The Beautiful Simplicity of Miso Soup
January 12, 2012
While Japanese cuisine is probably best known for sashimi, sushi, and teppan-yaki steakhouses, one of my favorite Japanese dishes is also one of the simplest: misoshiru (miso soup.) At its simplest, miso soup consists of only four ingredients: water, kombu (kelp), kezurikatsuo (dried bonito flakes) which are combined to make a light broth known as dashi, and miso (a paste made from fermented soybeans).

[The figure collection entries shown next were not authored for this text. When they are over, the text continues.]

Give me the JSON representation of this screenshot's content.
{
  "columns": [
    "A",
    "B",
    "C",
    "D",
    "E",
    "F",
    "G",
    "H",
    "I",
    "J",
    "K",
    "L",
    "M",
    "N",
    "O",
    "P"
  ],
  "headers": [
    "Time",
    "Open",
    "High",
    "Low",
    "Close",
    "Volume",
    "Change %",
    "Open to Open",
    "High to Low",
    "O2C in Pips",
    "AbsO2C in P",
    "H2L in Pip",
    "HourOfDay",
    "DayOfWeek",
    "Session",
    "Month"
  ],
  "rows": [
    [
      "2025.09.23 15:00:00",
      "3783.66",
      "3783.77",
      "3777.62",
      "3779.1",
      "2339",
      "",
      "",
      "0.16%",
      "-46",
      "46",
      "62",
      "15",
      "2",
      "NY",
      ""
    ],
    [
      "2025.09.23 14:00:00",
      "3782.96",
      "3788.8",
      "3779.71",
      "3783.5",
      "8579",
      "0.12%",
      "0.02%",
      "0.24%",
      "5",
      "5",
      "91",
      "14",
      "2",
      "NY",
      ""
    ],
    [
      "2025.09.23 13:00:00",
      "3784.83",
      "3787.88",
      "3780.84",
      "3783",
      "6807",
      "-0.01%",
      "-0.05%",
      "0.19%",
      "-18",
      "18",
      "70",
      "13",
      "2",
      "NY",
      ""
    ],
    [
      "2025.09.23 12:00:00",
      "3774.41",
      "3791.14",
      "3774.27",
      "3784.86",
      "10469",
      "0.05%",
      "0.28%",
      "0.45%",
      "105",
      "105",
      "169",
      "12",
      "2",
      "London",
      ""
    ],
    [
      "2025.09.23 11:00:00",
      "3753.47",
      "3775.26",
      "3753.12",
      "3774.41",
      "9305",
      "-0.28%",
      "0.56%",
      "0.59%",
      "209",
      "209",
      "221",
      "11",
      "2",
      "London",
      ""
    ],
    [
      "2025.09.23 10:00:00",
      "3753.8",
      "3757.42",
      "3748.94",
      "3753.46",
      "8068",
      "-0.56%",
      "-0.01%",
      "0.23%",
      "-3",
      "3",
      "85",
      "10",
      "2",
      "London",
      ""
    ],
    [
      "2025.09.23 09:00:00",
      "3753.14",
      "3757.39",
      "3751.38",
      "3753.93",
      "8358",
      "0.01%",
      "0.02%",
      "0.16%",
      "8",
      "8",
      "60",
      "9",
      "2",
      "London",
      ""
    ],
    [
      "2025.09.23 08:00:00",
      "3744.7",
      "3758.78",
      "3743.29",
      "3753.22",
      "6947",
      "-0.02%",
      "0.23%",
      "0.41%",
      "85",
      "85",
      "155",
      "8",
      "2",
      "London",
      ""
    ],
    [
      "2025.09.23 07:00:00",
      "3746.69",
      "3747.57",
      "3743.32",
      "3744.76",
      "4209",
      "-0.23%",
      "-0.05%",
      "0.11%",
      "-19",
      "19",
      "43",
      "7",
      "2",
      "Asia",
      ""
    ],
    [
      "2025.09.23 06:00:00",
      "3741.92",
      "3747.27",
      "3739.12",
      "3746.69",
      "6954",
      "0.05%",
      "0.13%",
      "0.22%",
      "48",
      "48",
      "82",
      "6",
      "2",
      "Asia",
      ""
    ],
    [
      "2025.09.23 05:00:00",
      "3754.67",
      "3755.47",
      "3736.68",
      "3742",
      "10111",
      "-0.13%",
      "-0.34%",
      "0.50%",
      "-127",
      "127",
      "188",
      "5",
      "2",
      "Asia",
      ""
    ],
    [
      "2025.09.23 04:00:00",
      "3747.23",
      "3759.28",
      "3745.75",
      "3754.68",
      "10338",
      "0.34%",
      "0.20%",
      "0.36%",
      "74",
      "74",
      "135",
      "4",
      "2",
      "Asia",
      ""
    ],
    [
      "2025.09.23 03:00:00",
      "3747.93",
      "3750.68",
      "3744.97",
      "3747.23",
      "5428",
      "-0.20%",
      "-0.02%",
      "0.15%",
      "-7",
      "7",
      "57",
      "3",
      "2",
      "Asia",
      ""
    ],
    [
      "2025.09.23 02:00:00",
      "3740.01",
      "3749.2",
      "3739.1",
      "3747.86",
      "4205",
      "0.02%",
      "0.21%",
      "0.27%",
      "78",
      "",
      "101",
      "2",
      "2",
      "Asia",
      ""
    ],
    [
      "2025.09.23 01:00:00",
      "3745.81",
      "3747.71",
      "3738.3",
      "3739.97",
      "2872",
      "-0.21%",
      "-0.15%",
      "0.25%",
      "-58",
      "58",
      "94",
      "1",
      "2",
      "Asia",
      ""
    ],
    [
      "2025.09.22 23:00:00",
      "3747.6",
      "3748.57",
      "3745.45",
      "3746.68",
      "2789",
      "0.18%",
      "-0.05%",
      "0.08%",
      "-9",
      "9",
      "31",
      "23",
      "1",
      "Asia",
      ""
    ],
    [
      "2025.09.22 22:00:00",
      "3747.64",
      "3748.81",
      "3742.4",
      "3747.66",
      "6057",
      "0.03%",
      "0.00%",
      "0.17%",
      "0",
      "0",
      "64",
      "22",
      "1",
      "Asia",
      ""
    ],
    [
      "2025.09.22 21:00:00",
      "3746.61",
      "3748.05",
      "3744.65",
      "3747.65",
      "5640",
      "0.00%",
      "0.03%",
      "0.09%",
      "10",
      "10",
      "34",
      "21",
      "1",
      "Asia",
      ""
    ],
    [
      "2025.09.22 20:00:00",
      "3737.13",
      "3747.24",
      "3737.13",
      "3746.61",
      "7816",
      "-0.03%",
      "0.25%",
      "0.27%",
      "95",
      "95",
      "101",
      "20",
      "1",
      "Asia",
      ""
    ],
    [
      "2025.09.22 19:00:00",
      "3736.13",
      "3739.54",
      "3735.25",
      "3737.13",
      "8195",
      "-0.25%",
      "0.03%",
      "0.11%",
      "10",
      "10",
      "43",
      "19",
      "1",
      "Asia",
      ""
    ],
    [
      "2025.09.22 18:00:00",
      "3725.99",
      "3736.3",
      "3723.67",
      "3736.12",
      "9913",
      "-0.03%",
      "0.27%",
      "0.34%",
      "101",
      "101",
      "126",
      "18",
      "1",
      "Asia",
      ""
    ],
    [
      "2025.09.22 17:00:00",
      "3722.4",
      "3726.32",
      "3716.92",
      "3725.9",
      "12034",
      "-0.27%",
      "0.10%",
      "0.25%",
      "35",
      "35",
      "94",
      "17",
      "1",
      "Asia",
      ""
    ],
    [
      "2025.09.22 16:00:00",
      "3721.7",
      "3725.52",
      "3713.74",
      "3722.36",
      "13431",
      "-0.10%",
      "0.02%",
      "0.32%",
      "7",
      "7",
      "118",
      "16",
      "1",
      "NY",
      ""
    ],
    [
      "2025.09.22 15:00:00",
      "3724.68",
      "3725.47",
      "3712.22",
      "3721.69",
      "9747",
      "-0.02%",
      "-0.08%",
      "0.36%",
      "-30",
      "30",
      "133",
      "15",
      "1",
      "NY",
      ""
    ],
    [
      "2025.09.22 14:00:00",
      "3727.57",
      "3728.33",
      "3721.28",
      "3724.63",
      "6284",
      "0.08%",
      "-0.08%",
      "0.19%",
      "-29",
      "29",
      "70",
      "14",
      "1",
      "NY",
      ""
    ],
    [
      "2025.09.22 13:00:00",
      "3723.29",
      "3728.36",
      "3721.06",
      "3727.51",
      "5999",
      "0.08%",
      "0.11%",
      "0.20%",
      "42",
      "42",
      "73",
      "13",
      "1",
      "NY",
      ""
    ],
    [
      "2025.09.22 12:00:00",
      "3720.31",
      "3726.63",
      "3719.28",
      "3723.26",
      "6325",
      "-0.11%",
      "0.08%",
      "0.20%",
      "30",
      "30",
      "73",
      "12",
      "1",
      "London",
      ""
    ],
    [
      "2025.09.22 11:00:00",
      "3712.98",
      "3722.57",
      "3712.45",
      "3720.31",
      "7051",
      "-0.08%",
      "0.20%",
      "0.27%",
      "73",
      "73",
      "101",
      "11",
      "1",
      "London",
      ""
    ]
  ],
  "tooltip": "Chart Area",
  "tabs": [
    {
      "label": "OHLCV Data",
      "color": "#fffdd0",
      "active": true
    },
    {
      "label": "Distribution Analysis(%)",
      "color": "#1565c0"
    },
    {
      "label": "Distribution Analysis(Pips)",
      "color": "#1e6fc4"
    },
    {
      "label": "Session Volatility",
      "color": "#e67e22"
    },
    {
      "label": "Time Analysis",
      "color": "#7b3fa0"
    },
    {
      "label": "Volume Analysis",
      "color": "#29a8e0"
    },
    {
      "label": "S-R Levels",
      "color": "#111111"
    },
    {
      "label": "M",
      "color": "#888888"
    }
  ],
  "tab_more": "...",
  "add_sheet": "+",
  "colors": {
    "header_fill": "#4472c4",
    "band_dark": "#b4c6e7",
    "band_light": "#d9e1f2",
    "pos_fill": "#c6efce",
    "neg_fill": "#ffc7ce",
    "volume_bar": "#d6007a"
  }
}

My favorite local Japanese restaurant recently closed, so I've had to start making my own miso soup. While instant dried miso soup packets and dashi mixes are available, they are best avoided because they are often very high in sodium and MSG. The recipe is so simple, why bother with instant mixes? While slabs of katsuobushi (dried, fermented and smoked bonito) and the traditional shaver shown above are probably hard to come by in the Kansas City area, you should be able to find all the ingredients (kombu, dried bonito flakes, miso paste, tofu, dried wakame seaweed) at any Asian market. In a pinch, you can substitute chicken stock for dashi. Also, if you're new to miso, stick with the lighter-colored varieties, as they are less "sharp" in flavor.
Once you have the basic miso soup, you can add just about any other ingredients. The "classic" miso soup features tofu and wakame. Other popular additions are mushrooms, leeks, scallions, cabbage, carrots, potatoes, shrimp, fish, clams, pork or even eggs. Just remember that Japanese dishes are usually simple, so if you want your miso soup to reflect traditional Japanese cooking, limit yourself to 2-3 added ingredients and don't overcook them. My personal favorite is to add a beaten egg and stir until the egg sets up. Top with sliced green onions. You can make a large batch of miso soup base and keep it in the refrigerator for a week or so. Cook your other ingredients separately and add them to the reheated miso soup (be careful not to bring it back to boiling).